Additionally, property values may decrease, and tenants may refuse to pay full rent unless improvements are made.

Improving EPC ratings in commercial properties

Improving Energy Performance Certificate (EPC) ratings is important for commercial properties for several reasons. Firstly, a higher EPC rating indicates that a building is more energy-efficient and has lower carbon emissions. As we mentioned, this can help to reduce the operating costs of the building by reducing energy consumption and can also improve the overall sustainability of the building.

There are several methods that commercial property owners can use to improve energy efficiency and reduce carbon emissions. One effective method is to improve the insulation of the building envelope, such as walls, roofs and windows. This can reduce heat loss and reduce the need for heating and cooling systems.

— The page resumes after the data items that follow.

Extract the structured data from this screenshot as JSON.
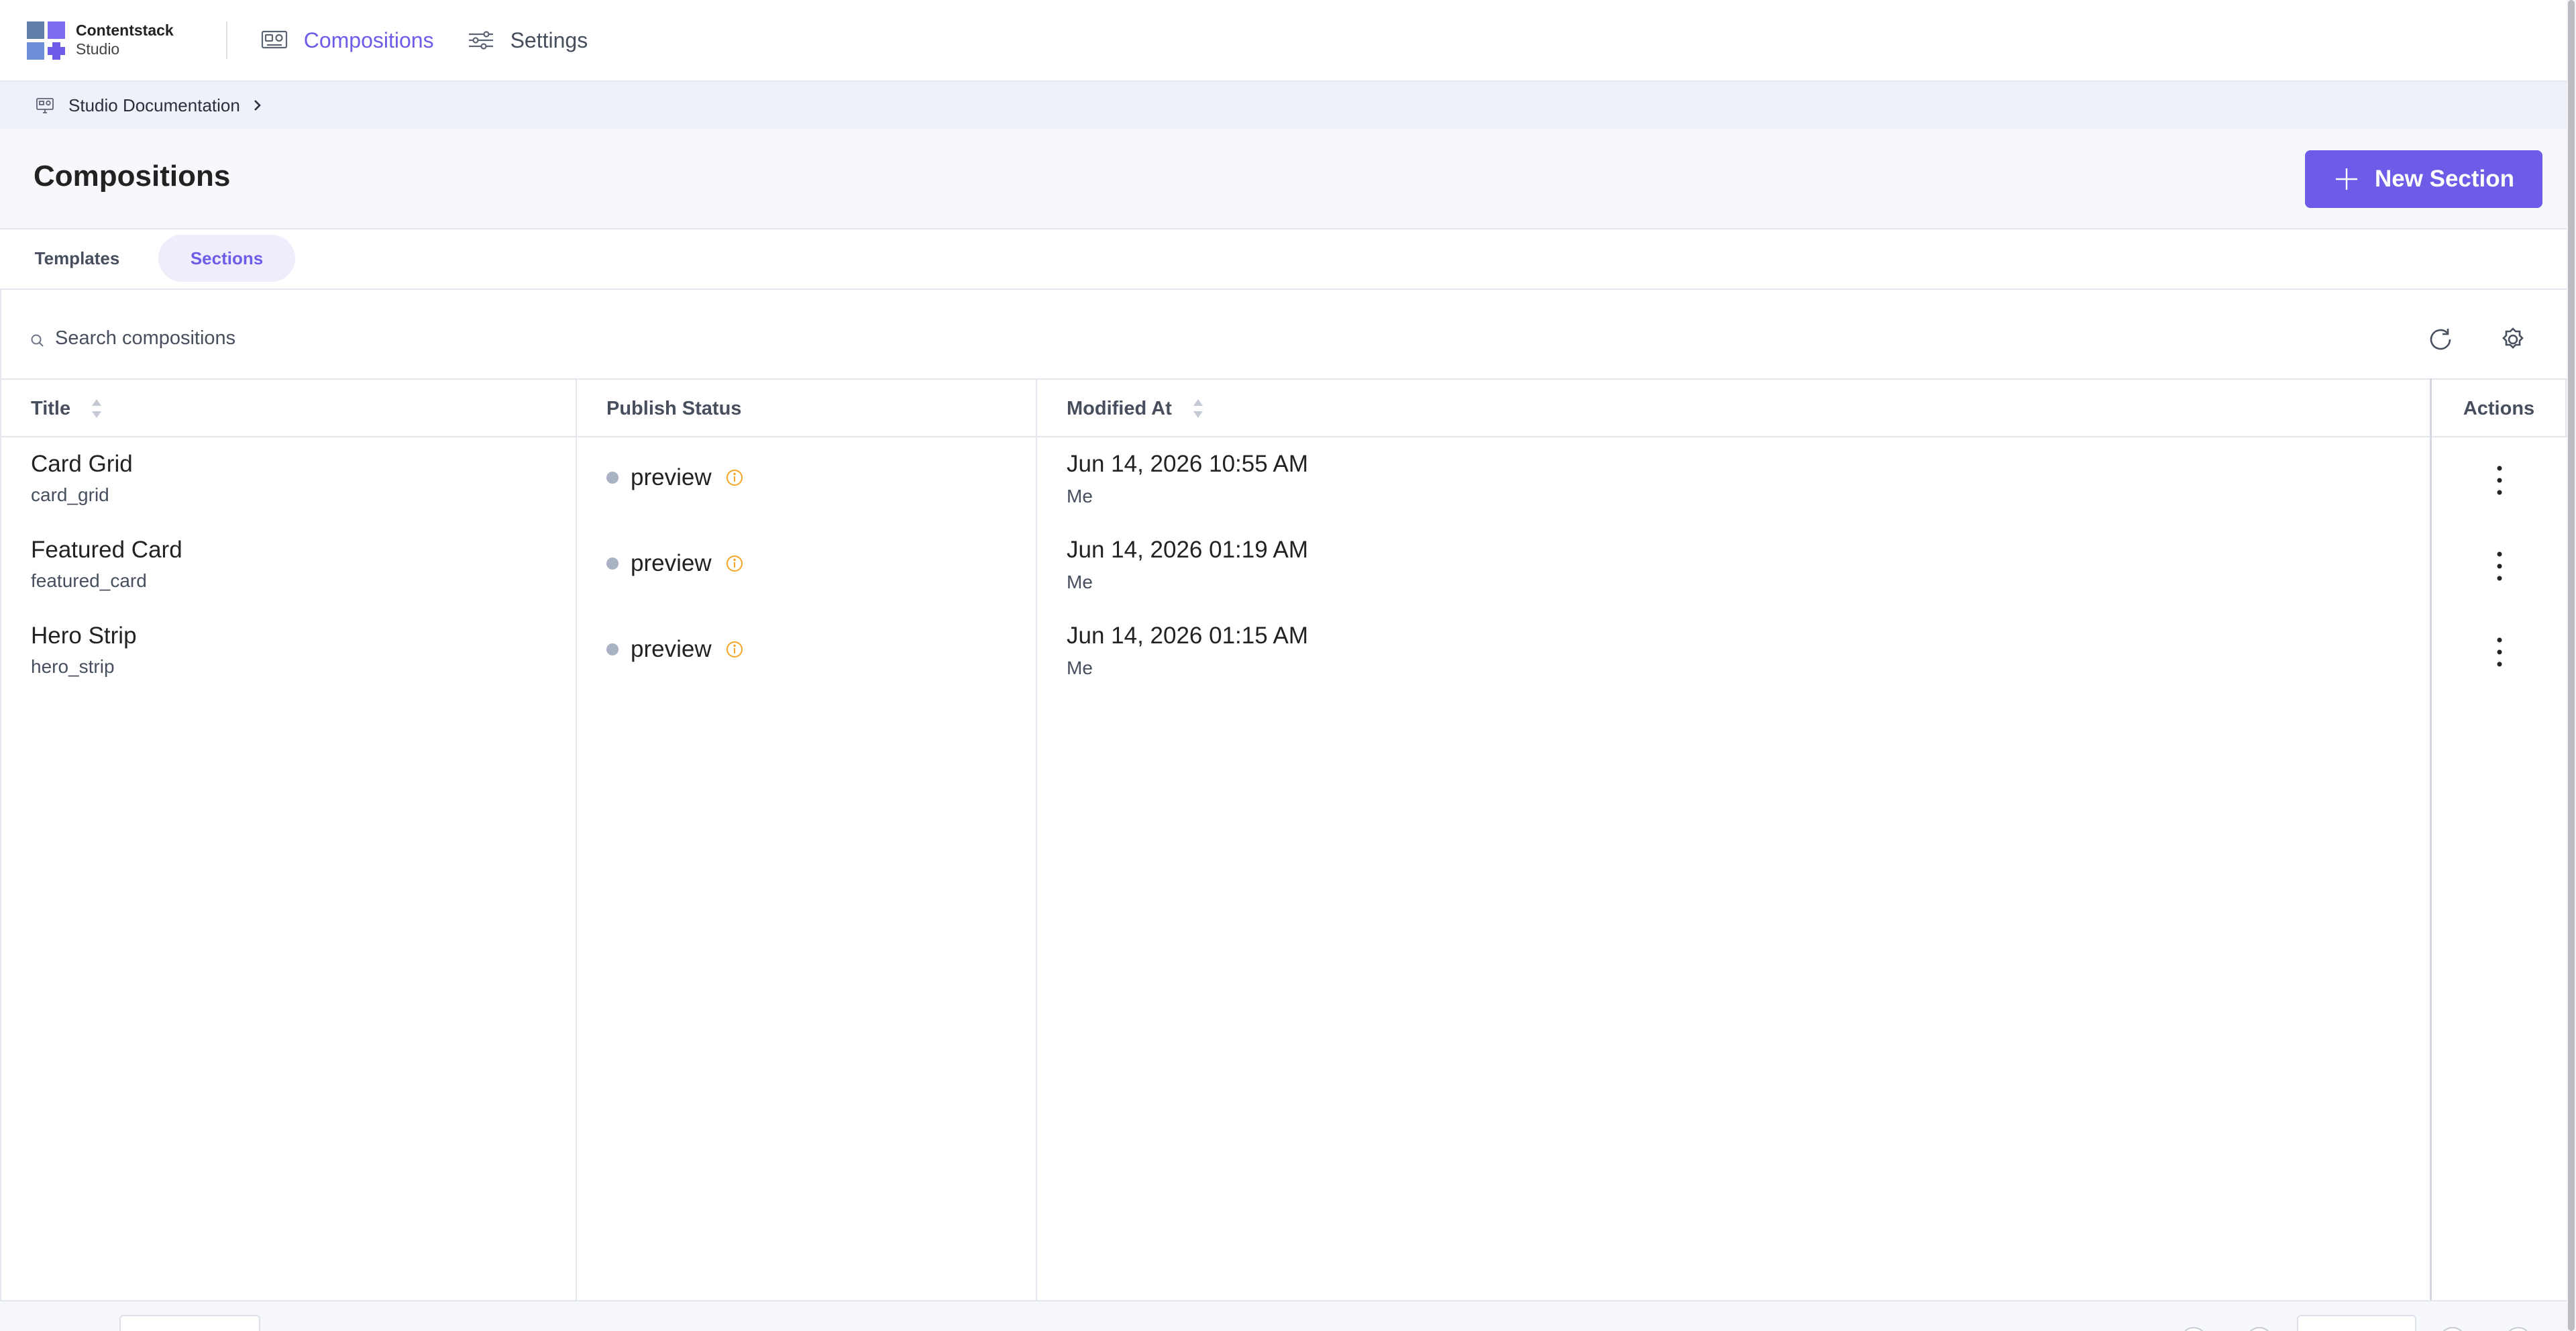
{
  "app": {
    "name": "Contentstack",
    "subtitle": "Studio"
  },
  "nav": {
    "items": [
      {
        "label": "Compositions",
        "icon": "compositions-icon",
        "active": true
      },
      {
        "label": "Settings",
        "icon": "sliders-icon",
        "active": false
      }
    ]
  },
  "breadcrumb": {
    "label": "Studio Documentation",
    "icon": "project-icon"
  },
  "page": {
    "title": "Compositions",
    "new_button_label": "New Section"
  },
  "tabs": [
    {
      "label": "Templates",
      "active": false
    },
    {
      "label": "Sections",
      "active": true
    }
  ],
  "search": {
    "placeholder": "Search compositions",
    "value": ""
  },
  "table": {
    "columns": {
      "title": "Title",
      "publish_status": "Publish Status",
      "modified_at": "Modified At",
      "actions": "Actions"
    },
    "rows": [
      {
        "title": "Card Grid",
        "uid": "card_grid",
        "status": "preview",
        "modified_at": "Jun 14, 2026 10:55 AM",
        "modified_by": "Me"
      },
      {
        "title": "Featured Card",
        "uid": "featured_card",
        "status": "preview",
        "modified_at": "Jun 14, 2026 01:19 AM",
        "modified_by": "Me"
      },
      {
        "title": "Hero Strip",
        "uid": "hero_strip",
        "status": "preview",
        "modified_at": "Jun 14, 2026 01:15 AM",
        "modified_by": "Me"
      }
    ]
  },
  "colors": {
    "accent": "#6c5ce7",
    "status_dot": "#a9b2c3",
    "info_icon": "#f5a623",
    "text_primary": "#222222",
    "text_secondary": "#474f5e",
    "border": "#e3e6ed"
  }
}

Other methods might include installing energy-efficient lighting, heating and cooling systems, using renewable energy sources such as solar panels or wind turbines, and implementing energy-saving measures such as smart metering and energy management systems.

This will come at cost, but with some older buildings, it is of vital importance to ensure long-term sustainability by investing in retrofitting the property.

With financial incentives on offer to help offset the costs of putting these energy efficiency measures in place, the new regulations are an important step towards achieving the UK’s net-zero carbon goal.

As the UK’s built environment is responsible for 25% of the country’s carbon emissions, by improving the energy efficiency of commercial buildings, we can reduce our carbon footprint and move closer to a sustainable future.

Although the regulations may cause some inconvenience and expense for landlords now, they ultimately serve a larger purpose in protecting the environment and improving the health and well-being of our communities.

This article provides a general overview of the law and market conditions at the time of publication. It should not be relied upon as definitive legal advice and is intended as a general guide only. For specific matters, readers are advised to seek professional legal advice.